How I Kept Track of Costs
I use the Google Keep app on my phone to keep track of each expense. I prefer this app because you can use even when you don’t have wi-fi or data connection. Instead of using it after each time I spend money, I would record it only once a day or every other day. Once in a while I will not remember the exact amount of a particular expense that happened two days before, so I would just use the best estimate I could come up with.
Every 2 or 3 weeks I would migrate those numbers to my online Google Sheets spreadsheet. I create a tab for each country, and create a running total for each day in that country. I then convert everything to US dollar. A separate tab has a running total for all countries combined.
My Impressions of Each Country
Hostels Food Attractions Transportation
Peru Cheap Cheap Moderate Moderate
Bolivia Cheap Very Cheap Cheap Cheap
Argentina Moderate Moderate Moderate Moderate
Brazil Expensive Expensve Expensive Expensive
Uruguay Cheap Moderate Moderate Cheap
Venezuela Very Cheap Very Cheap Cheap Very Cheap
Colombia Moderate Moderate Moderate Cheap
Chile Moderate Moderate Moderate Moderate
The costs in Argentina and Venezuela are using the black market’s exchange rates.

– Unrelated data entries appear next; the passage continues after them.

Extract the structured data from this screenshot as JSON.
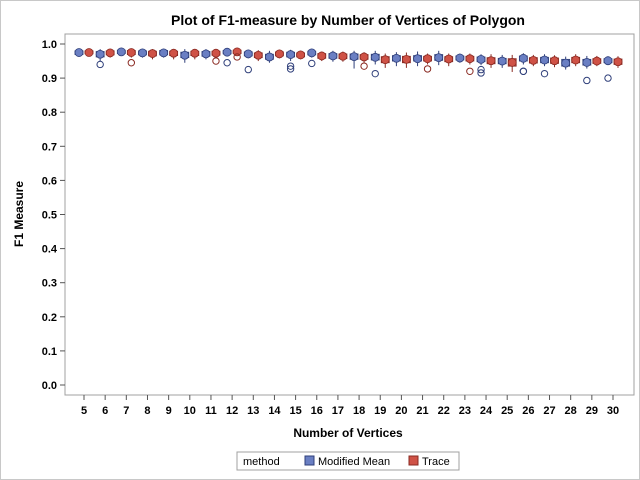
{
  "chart_data": {
    "type": "box",
    "title": "Plot of F1-measure by Number of Vertices of Polygon",
    "xlabel": "Number of Vertices",
    "ylabel": "F1 Measure",
    "ylim": [
      0.0,
      1.0
    ],
    "yticks": [
      "0.0",
      "0.1",
      "0.2",
      "0.3",
      "0.4",
      "0.5",
      "0.6",
      "0.7",
      "0.8",
      "0.9",
      "1.0"
    ],
    "grid": false,
    "legend_position": "bottom",
    "legend_title": "method",
    "categories": [
      "5",
      "6",
      "7",
      "8",
      "9",
      "10",
      "11",
      "12",
      "13",
      "14",
      "15",
      "16",
      "17",
      "18",
      "19",
      "20",
      "21",
      "22",
      "23",
      "24",
      "25",
      "26",
      "27",
      "28",
      "29",
      "30"
    ],
    "series": [
      {
        "name": "Modified Mean",
        "color": "#6a7fc3",
        "edge_color": "#2f3f7a",
        "boxes": [
          {
            "min": 0.962,
            "q1": 0.969,
            "median": 0.974,
            "q3": 0.98,
            "max": 0.985,
            "mean": 0.975,
            "outliers": []
          },
          {
            "min": 0.95,
            "q1": 0.962,
            "median": 0.97,
            "q3": 0.978,
            "max": 0.985,
            "mean": 0.97,
            "outliers": [
              0.94
            ]
          },
          {
            "min": 0.966,
            "q1": 0.972,
            "median": 0.977,
            "q3": 0.982,
            "max": 0.987,
            "mean": 0.977,
            "outliers": []
          },
          {
            "min": 0.96,
            "q1": 0.968,
            "median": 0.974,
            "q3": 0.98,
            "max": 0.985,
            "mean": 0.974,
            "outliers": []
          },
          {
            "min": 0.96,
            "q1": 0.968,
            "median": 0.975,
            "q3": 0.981,
            "max": 0.986,
            "mean": 0.974,
            "outliers": []
          },
          {
            "min": 0.945,
            "q1": 0.96,
            "median": 0.968,
            "q3": 0.976,
            "max": 0.985,
            "mean": 0.967,
            "outliers": []
          },
          {
            "min": 0.955,
            "q1": 0.964,
            "median": 0.971,
            "q3": 0.978,
            "max": 0.985,
            "mean": 0.971,
            "outliers": []
          },
          {
            "min": 0.965,
            "q1": 0.971,
            "median": 0.976,
            "q3": 0.981,
            "max": 0.986,
            "mean": 0.976,
            "outliers": [
              0.945
            ]
          },
          {
            "min": 0.958,
            "q1": 0.965,
            "median": 0.971,
            "q3": 0.977,
            "max": 0.983,
            "mean": 0.971,
            "outliers": [
              0.925
            ]
          },
          {
            "min": 0.945,
            "q1": 0.955,
            "median": 0.962,
            "q3": 0.97,
            "max": 0.98,
            "mean": 0.962,
            "outliers": []
          },
          {
            "min": 0.95,
            "q1": 0.962,
            "median": 0.969,
            "q3": 0.976,
            "max": 0.983,
            "mean": 0.969,
            "outliers": [
              0.935,
              0.927
            ]
          },
          {
            "min": 0.96,
            "q1": 0.968,
            "median": 0.974,
            "q3": 0.979,
            "max": 0.985,
            "mean": 0.974,
            "outliers": [
              0.943
            ]
          },
          {
            "min": 0.948,
            "q1": 0.958,
            "median": 0.965,
            "q3": 0.972,
            "max": 0.98,
            "mean": 0.965,
            "outliers": []
          },
          {
            "min": 0.928,
            "q1": 0.955,
            "median": 0.963,
            "q3": 0.971,
            "max": 0.98,
            "mean": 0.963,
            "outliers": []
          },
          {
            "min": 0.94,
            "q1": 0.953,
            "median": 0.962,
            "q3": 0.97,
            "max": 0.98,
            "mean": 0.961,
            "outliers": [
              0.913
            ]
          },
          {
            "min": 0.935,
            "q1": 0.95,
            "median": 0.958,
            "q3": 0.966,
            "max": 0.976,
            "mean": 0.958,
            "outliers": []
          },
          {
            "min": 0.935,
            "q1": 0.95,
            "median": 0.958,
            "q3": 0.966,
            "max": 0.978,
            "mean": 0.957,
            "outliers": []
          },
          {
            "min": 0.938,
            "q1": 0.952,
            "median": 0.961,
            "q3": 0.969,
            "max": 0.98,
            "mean": 0.96,
            "outliers": []
          },
          {
            "min": 0.945,
            "q1": 0.953,
            "median": 0.959,
            "q3": 0.965,
            "max": 0.972,
            "mean": 0.959,
            "outliers": []
          },
          {
            "min": 0.938,
            "q1": 0.948,
            "median": 0.955,
            "q3": 0.962,
            "max": 0.97,
            "mean": 0.955,
            "outliers": [
              0.915,
              0.925
            ]
          },
          {
            "min": 0.93,
            "q1": 0.942,
            "median": 0.95,
            "q3": 0.958,
            "max": 0.968,
            "mean": 0.95,
            "outliers": []
          },
          {
            "min": 0.94,
            "q1": 0.95,
            "median": 0.958,
            "q3": 0.965,
            "max": 0.973,
            "mean": 0.958,
            "outliers": [
              0.92,
              0.92
            ]
          },
          {
            "min": 0.935,
            "q1": 0.945,
            "median": 0.953,
            "q3": 0.961,
            "max": 0.97,
            "mean": 0.953,
            "outliers": [
              0.913
            ]
          },
          {
            "min": 0.925,
            "q1": 0.935,
            "median": 0.945,
            "q3": 0.955,
            "max": 0.963,
            "mean": 0.944,
            "outliers": []
          },
          {
            "min": 0.928,
            "q1": 0.938,
            "median": 0.946,
            "q3": 0.955,
            "max": 0.965,
            "mean": 0.946,
            "outliers": [
              0.893
            ]
          },
          {
            "min": 0.938,
            "q1": 0.945,
            "median": 0.951,
            "q3": 0.957,
            "max": 0.964,
            "mean": 0.951,
            "outliers": [
              0.9
            ]
          }
        ]
      },
      {
        "name": "Trace",
        "color": "#cf5246",
        "edge_color": "#8a2a22",
        "boxes": [
          {
            "min": 0.965,
            "q1": 0.971,
            "median": 0.975,
            "q3": 0.98,
            "max": 0.985,
            "mean": 0.975,
            "outliers": []
          },
          {
            "min": 0.96,
            "q1": 0.968,
            "median": 0.974,
            "q3": 0.98,
            "max": 0.985,
            "mean": 0.974,
            "outliers": []
          },
          {
            "min": 0.96,
            "q1": 0.969,
            "median": 0.975,
            "q3": 0.981,
            "max": 0.986,
            "mean": 0.975,
            "outliers": [
              0.945
            ]
          },
          {
            "min": 0.955,
            "q1": 0.965,
            "median": 0.972,
            "q3": 0.979,
            "max": 0.985,
            "mean": 0.972,
            "outliers": []
          },
          {
            "min": 0.955,
            "q1": 0.966,
            "median": 0.973,
            "q3": 0.979,
            "max": 0.985,
            "mean": 0.973,
            "outliers": []
          },
          {
            "min": 0.955,
            "q1": 0.966,
            "median": 0.973,
            "q3": 0.979,
            "max": 0.985,
            "mean": 0.973,
            "outliers": []
          },
          {
            "min": 0.958,
            "q1": 0.967,
            "median": 0.973,
            "q3": 0.979,
            "max": 0.985,
            "mean": 0.973,
            "outliers": [
              0.95
            ]
          },
          {
            "min": 0.965,
            "q1": 0.972,
            "median": 0.977,
            "q3": 0.982,
            "max": 0.987,
            "mean": 0.977,
            "outliers": [
              0.962
            ]
          },
          {
            "min": 0.95,
            "q1": 0.96,
            "median": 0.967,
            "q3": 0.974,
            "max": 0.982,
            "mean": 0.967,
            "outliers": []
          },
          {
            "min": 0.958,
            "q1": 0.965,
            "median": 0.971,
            "q3": 0.977,
            "max": 0.983,
            "mean": 0.971,
            "outliers": []
          },
          {
            "min": 0.955,
            "q1": 0.962,
            "median": 0.968,
            "q3": 0.974,
            "max": 0.98,
            "mean": 0.968,
            "outliers": []
          },
          {
            "min": 0.95,
            "q1": 0.958,
            "median": 0.965,
            "q3": 0.972,
            "max": 0.978,
            "mean": 0.965,
            "outliers": []
          },
          {
            "min": 0.948,
            "q1": 0.957,
            "median": 0.964,
            "q3": 0.971,
            "max": 0.978,
            "mean": 0.964,
            "outliers": []
          },
          {
            "min": 0.945,
            "q1": 0.955,
            "median": 0.962,
            "q3": 0.969,
            "max": 0.976,
            "mean": 0.962,
            "outliers": [
              0.935
            ]
          },
          {
            "min": 0.93,
            "q1": 0.945,
            "median": 0.954,
            "q3": 0.963,
            "max": 0.972,
            "mean": 0.954,
            "outliers": []
          },
          {
            "min": 0.93,
            "q1": 0.945,
            "median": 0.955,
            "q3": 0.964,
            "max": 0.975,
            "mean": 0.955,
            "outliers": []
          },
          {
            "min": 0.94,
            "q1": 0.95,
            "median": 0.957,
            "q3": 0.964,
            "max": 0.972,
            "mean": 0.957,
            "outliers": [
              0.927
            ]
          },
          {
            "min": 0.935,
            "q1": 0.948,
            "median": 0.956,
            "q3": 0.963,
            "max": 0.972,
            "mean": 0.956,
            "outliers": []
          },
          {
            "min": 0.94,
            "q1": 0.95,
            "median": 0.957,
            "q3": 0.964,
            "max": 0.972,
            "mean": 0.957,
            "outliers": [
              0.92
            ]
          },
          {
            "min": 0.93,
            "q1": 0.942,
            "median": 0.951,
            "q3": 0.96,
            "max": 0.97,
            "mean": 0.951,
            "outliers": []
          },
          {
            "min": 0.918,
            "q1": 0.935,
            "median": 0.946,
            "q3": 0.957,
            "max": 0.968,
            "mean": 0.946,
            "outliers": []
          },
          {
            "min": 0.935,
            "q1": 0.944,
            "median": 0.952,
            "q3": 0.96,
            "max": 0.968,
            "mean": 0.952,
            "outliers": []
          },
          {
            "min": 0.932,
            "q1": 0.943,
            "median": 0.951,
            "q3": 0.959,
            "max": 0.967,
            "mean": 0.951,
            "outliers": []
          },
          {
            "min": 0.935,
            "q1": 0.945,
            "median": 0.953,
            "q3": 0.961,
            "max": 0.97,
            "mean": 0.953,
            "outliers": []
          },
          {
            "min": 0.935,
            "q1": 0.943,
            "median": 0.95,
            "q3": 0.957,
            "max": 0.965,
            "mean": 0.95,
            "outliers": []
          },
          {
            "min": 0.93,
            "q1": 0.94,
            "median": 0.948,
            "q3": 0.956,
            "max": 0.964,
            "mean": 0.948,
            "outliers": []
          }
        ]
      }
    ]
  }
}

These numbers were for the second half of 2014. Since then, many South American currencies have lost a lot of value to the US Dollar. For example, when I was in Brazil 1 USD was worth around 2.20 Reals, but as of today 1 USD is equal to 3.36 Reals. I don’t know how much prices have gone up, but I bet everything is cheaper now than a year ago in relation to the dollar.
A dorm bed in a 4-bed to 6-bed dorm.
Very Cheap: less than $7, Cheap: $7-10, Moderate: $10-15, Expensive: > $15
A meal at a decent and cheap place.
Very Cheap: less than $5, Cheap: around $5, Moderate: $6-7, Expensive: more than $8
Costs of tours and entrance fees.
Local and long distance buses and trains.
South America is still cheap to travel compared to Western Europe, North America, or Oceania, but it’s not like can just bum around for $20/day. I would say that $40-50/day is possible while still having fun and doing things by limiting your time in the more expensive countries like Chile or Brazil.
While I was saving for this round the world trip, my estimate budget was for an average of $60 per day. And that’s exactly what I ended up spending after 250 days. I didn’t however think about that number often, as I didn’t make daily decisions based on it. I would rather have a shorter but more rewarding trip, if that meant a higher daily average. Having said that, it was nice that everything was going according to plan after the first leg of this long trip.